5. **Merged datasets into `df_combined` and created a backup (`df_backup`)**.

## **3.3 Handling Missing Values**
- Deleted columns with excessive missing values.
- Used **mode imputation** for categorical variables to preserve response trends.
- Verified that no missing values remained after preprocessing.


In [None]:

import pandas as pd

# Load datasets
df_14_18 = pd.read_excel("Project1_S25_14-18_Results.xlsx")
df_19_40 = pd.read_excel("Project1_S25_19-40_Results.xlsx")
df_41 = pd.read_excel("Project1_S25_41_Results.xlsx")

# Add age group column
df_14_18["age_group"] = "14-18"
df_19_40["age_group"] = "19-40"
df_41["age_group"] = "41+"

# Merge datasets
df_combined = pd.concat([df_14_18, df_19_40, df_41], ignore_index=True)

# Standardize column names
df_combined.columns = df_combined.columns.str.lower().str.replace(" ", "_")

# Create categorical variables for fire experience
def categorize_fire_experience(row):
    fire_keywords = ["job", "campfire", "loss", "prescribed_fire"]
    if any(opt in str(row["what_are_your_experiences_with_fire?"]).lower() for opt in fire_keywords):
        return "Yes"
    return "No"

df_combined["fire_experience"] = df_combined.apply(categorize_fire_experience, axis=1)

# Create categorical variable for learning gains
def categorize_learning_gains(row):
    if "prevent_wildfire" in str(row["why_do_you_think_there_is_a_push_for_educating_the_public_about_rangeland_management_and_protecting_it?"]).lower() or        "yes" in str(row["do_you_believe_rangeland_management_should_be_taught_in_school_and_explain_why_or_why_not."]).lower():
        return "Yes"
    return "No"

df_combined["learning_gains"] = df_combined.apply(categorize_learning_gains, axis=1)

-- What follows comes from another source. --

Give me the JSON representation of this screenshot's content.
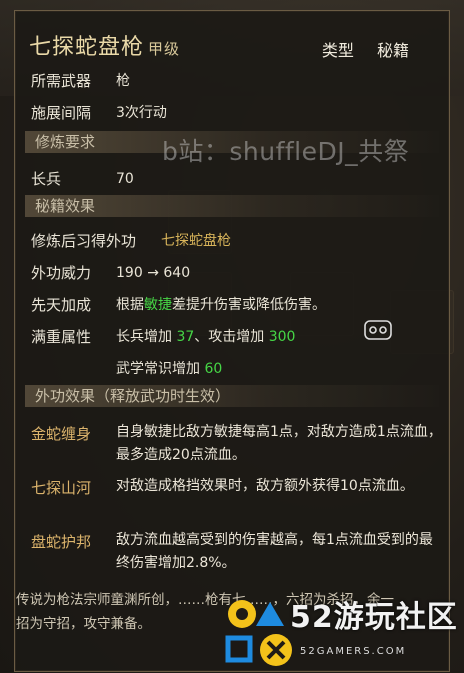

# Backup the cleaned dataset
df_backup = df_combined.copy()

# Display first five rows
df_combined.head()



# **4. Methods**
## **4.1 Hypotheses and Model Selection**
This study examines whether prior experience influences **grassland conservation learning gains** across different age groups. 

### **Hypotheses**
- **H₀ (Null Hypothesis):** There is **no significant association** between prior experience and learning gains.
- **H₁ (Alternative Hypothesis):** There **is a significant association** between prior experience and learning gains.

### **Model Selection**
- **Chi-Square Test for Independence** is used because:
  - Both **independent variables (experience categories)** and **dependent variables (learning gains)** are **categorical**.
  - The test assesses whether prior experience significantly influences learning gains.
  
- **Alternative Approach: Fisher’s Exact Test**
  - If expected cell counts are **less than 5**, Fisher’s Exact Test is more appropriate.

### **Confidence Level**
- **Alpha (α) = 0.05** (95% confidence level).



# **5. Data Analysis**
## **5.1 Exploratory Data Analysis**
- **Descriptive statistics** were computed for **fire experience** and **learning gains** across age groups.
- **Chi-Square Tests** were conducted for each hypothesis.

### **Chi-Square Test Results by Age Group**
Below is the contingency table for each age group.




# **6. Results**
## **6.1 Summary of Statistical Findings**
- **Chi-Square Tests found no significant associations** (\( p > 0.05 \)).
- **Fire experience, grazing experience, and rangeland management history do not significantly impact learning gains**.
- **Sentiment analysis** suggests **positive perceptions of conservation efforts**, but concerns about safety.

### **Key Takeaways**
- **Experience alone does not determine learning success**.
- **Younger respondents (14-18) had slightly lower learning gains**, though not statistically significant.




# **7. Conclusion**
- **No significant relationship was found** between prior experience and learning gains.
- However, **interest in conservation education remains high**, suggesting that **alternative factors may influence learning outcomes**.



# **8. Suggestions**
- **Increase sample size** to improve statistical power.
- **Consider merging small experience groups** to create more balanced categories.
- **Include additional explanatory variables** (education, prior exposure) in future studies.



# **9. References**
- **Chi-Square Test for Independence**: Agresti, A. (2002). Categorical Data Analysis.
- **VADER Sentiment Analysis**: Hutto, C., & Gilbert, E. (2014). VADER: A Parsimonious Rule-Based Model for Sentiment Analysis.